Sven experimentiert mit der Züchtung, will robuste, kräftige und widerstandsfähige Hunde. Entscheidend bei der Züchtung sind Fell, Körperstatur, Benehmen, Charakter und Intelligenz. Leithund Niko (Fotos oben) hat Sven schon acht Jahre. Sven hat seit 1992 als Wildnisführer in Norwegen, Alaska und Kanada gearbeitet und dabei die Huskys kennen gelernt.
Doch er experimentiert nicht nur bei der Züchtung. Auch in der Landwirtschaft gehen Sven und Susanne neue alte Wege. So trocknen sie das Heu für ihre Ziegen und Hühner auf so genannten Schwedenzäunen. Die Technik nennt man hier Hesjn. Der Vorteil: das Heu trocknet schnell und nimmt vom Boden keine Feuchtigkeit mehr auf. Der Nachteil: es ist viel Arbeit. Wenn Susanne und Sven Glück haben, sind Gäste auf dem Hof, die mithelfen. Denn die beiden träumen davon, ihren Hof auszubauen. Bislang haben sie eine Gäste Hütte, es sollen drei weitere mit Platz für 30 Gäste werden. Diese können dann in die Landwirtschaft hineinschnuppern und Touren in die Wildnis unternehmen. Es erwartet sie das größte zusammenhängende Wildnisgebiet von Europa mit sieben Nationalparks. Im Winter kann man hier ausgedehnte, mehrtägige Hundeschlittentouren machen.

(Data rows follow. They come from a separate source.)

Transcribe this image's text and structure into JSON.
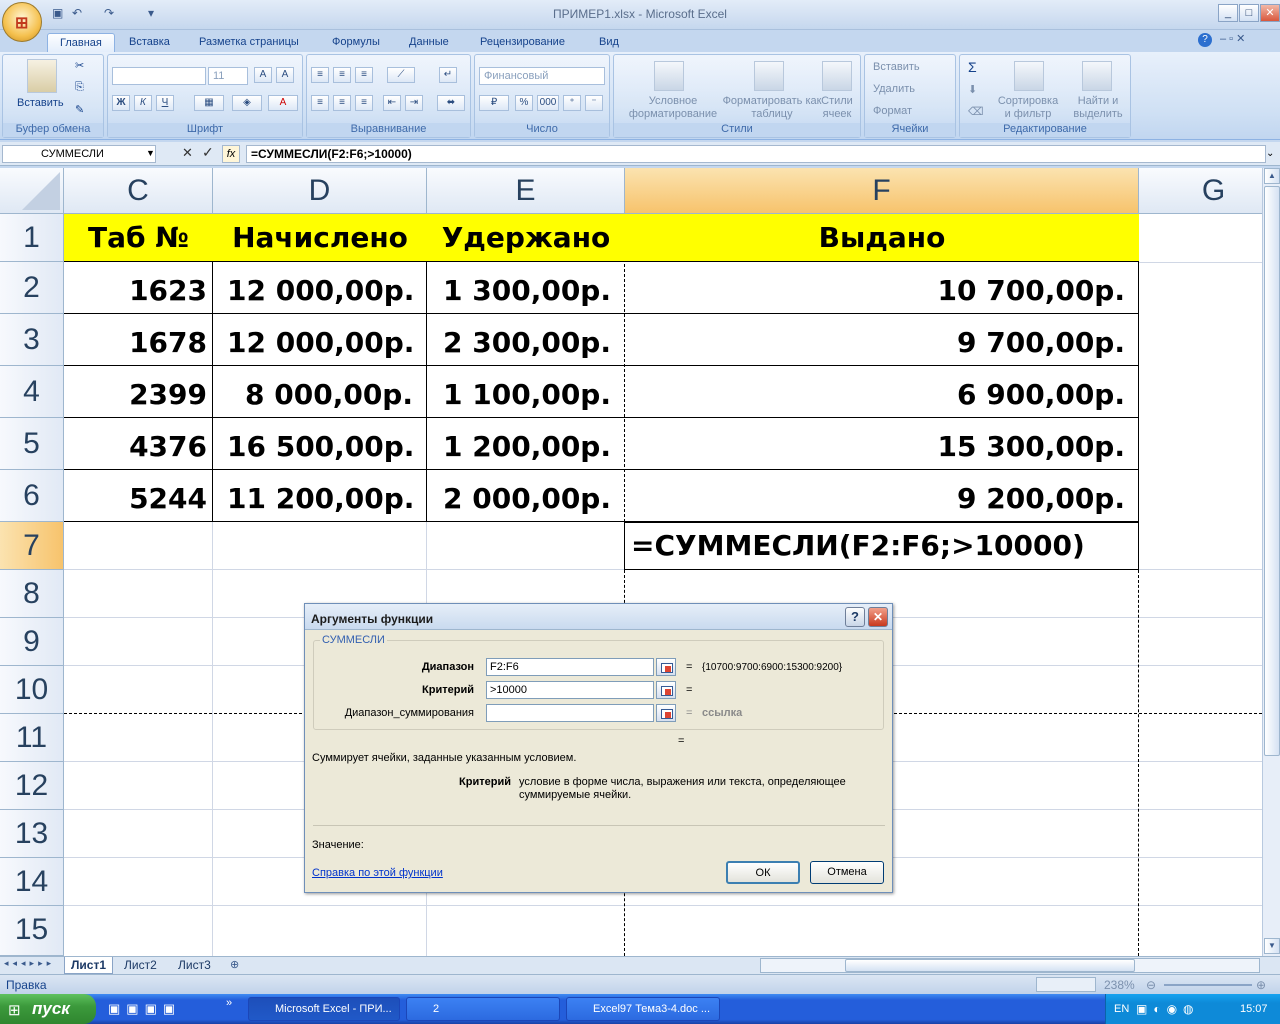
{
  "window": {
    "title": "ПРИМЕР1.xlsx - Microsoft Excel"
  },
  "ribbon": {
    "tabs": [
      "Главная",
      "Вставка",
      "Разметка страницы",
      "Формулы",
      "Данные",
      "Рецензирование",
      "Вид"
    ],
    "groups": {
      "clipboard": {
        "label": "Буфер обмена",
        "paste": "Вставить"
      },
      "font": {
        "label": "Шрифт",
        "size": "11",
        "bold": "Ж",
        "italic": "К",
        "underline": "Ч"
      },
      "alignment": {
        "label": "Выравнивание"
      },
      "number": {
        "label": "Число",
        "format": "Финансовый",
        "percent": "%",
        "thousands": "000"
      },
      "styles": {
        "label": "Стили",
        "conditional": "Условное форматирование",
        "as_table": "Форматировать как таблицу",
        "cell_styles": "Стили ячеек"
      },
      "cells": {
        "label": "Ячейки",
        "insert": "Вставить",
        "delete": "Удалить",
        "format": "Формат"
      },
      "editing": {
        "label": "Редактирование",
        "sort": "Сортировка и фильтр",
        "find": "Найти и выделить"
      }
    }
  },
  "formula_bar": {
    "name_box": "СУММЕСЛИ",
    "formula": "=СУММЕСЛИ(F2:F6;>10000)"
  },
  "sheet": {
    "columns": [
      "C",
      "D",
      "E",
      "F",
      "G"
    ],
    "rows": [
      "1",
      "2",
      "3",
      "4",
      "5",
      "6",
      "7",
      "8",
      "9",
      "10",
      "11",
      "12",
      "13",
      "14",
      "15"
    ],
    "header": [
      "Таб №",
      "Начислено",
      "Удержано",
      "Выдано"
    ],
    "data": [
      [
        "1623",
        "12 000,00р.",
        "1 300,00р.",
        "10 700,00р."
      ],
      [
        "1678",
        "12 000,00р.",
        "2 300,00р.",
        "9 700,00р."
      ],
      [
        "2399",
        "8 000,00р.",
        "1 100,00р.",
        "6 900,00р."
      ],
      [
        "4376",
        "16 500,00р.",
        "1 200,00р.",
        "15 300,00р."
      ],
      [
        "5244",
        "11 200,00р.",
        "2 000,00р.",
        "9 200,00р."
      ]
    ],
    "f7": "=СУММЕСЛИ(F2:F6;>10000)",
    "tabs": [
      "Лист1",
      "Лист2",
      "Лист3"
    ]
  },
  "status": {
    "mode": "Правка",
    "zoom": "238%"
  },
  "dialog": {
    "title": "Аргументы функции",
    "function": "СУММЕСЛИ",
    "args": [
      {
        "label": "Диапазон",
        "value": "F2:F6",
        "eq": "=",
        "result": "{10700:9700:6900:15300:9200}"
      },
      {
        "label": "Критерий",
        "value": ">10000",
        "eq": "=",
        "result": ""
      },
      {
        "label": "Диапазон_суммирования",
        "value": "",
        "eq": "=",
        "result": "ссылка"
      }
    ],
    "eq_total": "=",
    "description": "Суммирует ячейки, заданные указанным условием.",
    "arg_help_name": "Критерий",
    "arg_help_text": "условие в форме числа, выражения или текста, определяющее суммируемые ячейки.",
    "value_label": "Значение:",
    "help_link": "Справка по этой функции",
    "ok": "ОК",
    "cancel": "Отмена",
    "help_btn": "?",
    "close_btn": "✕"
  },
  "taskbar": {
    "start": "пуск",
    "tasks": [
      "Microsoft Excel - ПРИ...",
      "2",
      "Excel97 Тема3-4.doc ..."
    ],
    "lang": "EN",
    "clock": "15:07"
  },
  "colors": {
    "header_fill": "#ffff00",
    "selected_header": "#f7c36c",
    "ribbon_bg": "#cfe0f4",
    "taskbar": "#245edb"
  }
}
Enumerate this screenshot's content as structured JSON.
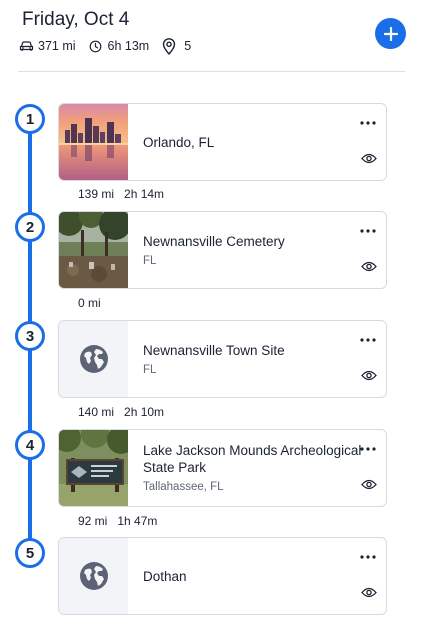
{
  "header": {
    "title": "Friday, Oct 4",
    "distance": "371 mi",
    "duration": "6h 13m",
    "stops_count": "5",
    "icons": {
      "distance": "car-icon",
      "duration": "clock-icon",
      "stops": "location-pin-icon",
      "add": "plus-icon"
    }
  },
  "colors": {
    "accent": "#1a6fe8",
    "text": "#1b2233",
    "muted": "#5f6675",
    "border": "#d7dbe1"
  },
  "stops": [
    {
      "number": "1",
      "name": "Orlando, FL",
      "subtitle": "",
      "thumbnail": "photo-city-skyline-sunset"
    },
    {
      "number": "2",
      "name": "Newnansville Cemetery",
      "subtitle": "FL",
      "thumbnail": "photo-cemetery-trees"
    },
    {
      "number": "3",
      "name": "Newnansville Town Site",
      "subtitle": "FL",
      "thumbnail": "globe-icon"
    },
    {
      "number": "4",
      "name": "Lake Jackson Mounds Archeological State Park",
      "subtitle": "Tallahassee, FL",
      "thumbnail": "photo-park-sign"
    },
    {
      "number": "5",
      "name": "Dothan",
      "subtitle": "",
      "thumbnail": "globe-icon"
    }
  ],
  "legs": [
    {
      "distance": "139 mi",
      "duration": "2h 14m"
    },
    {
      "distance": "0 mi",
      "duration": ""
    },
    {
      "distance": "140 mi",
      "duration": "2h 10m"
    },
    {
      "distance": "92 mi",
      "duration": "1h 47m"
    }
  ],
  "card_icons": {
    "more": "more-dots-icon",
    "view": "eye-icon"
  }
}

Doch weil ihre Idee von sanftem Tourismus neu ist, haben sie es nicht leicht. Die zuständige Kommune war lange Zeit skeptisch und nun haben auch noch ein Nachbar und eine samische Familie, die hier ihre Rentierherden weiden, dagegen geklagt. Doch Sven und Susanne geben so leicht nicht auf. Eines Tages wird es sich er klappen.
Fotos: Oben der Hof und Emma beim Kämmen von Hofhund Ronja, einem sehr geduldigen Exemplar. Unten: Die Kinder haben sich auf Anhieb verstanden. Melanie beim Einsatz auf dem Hof. Mit Sven in der Wildnis.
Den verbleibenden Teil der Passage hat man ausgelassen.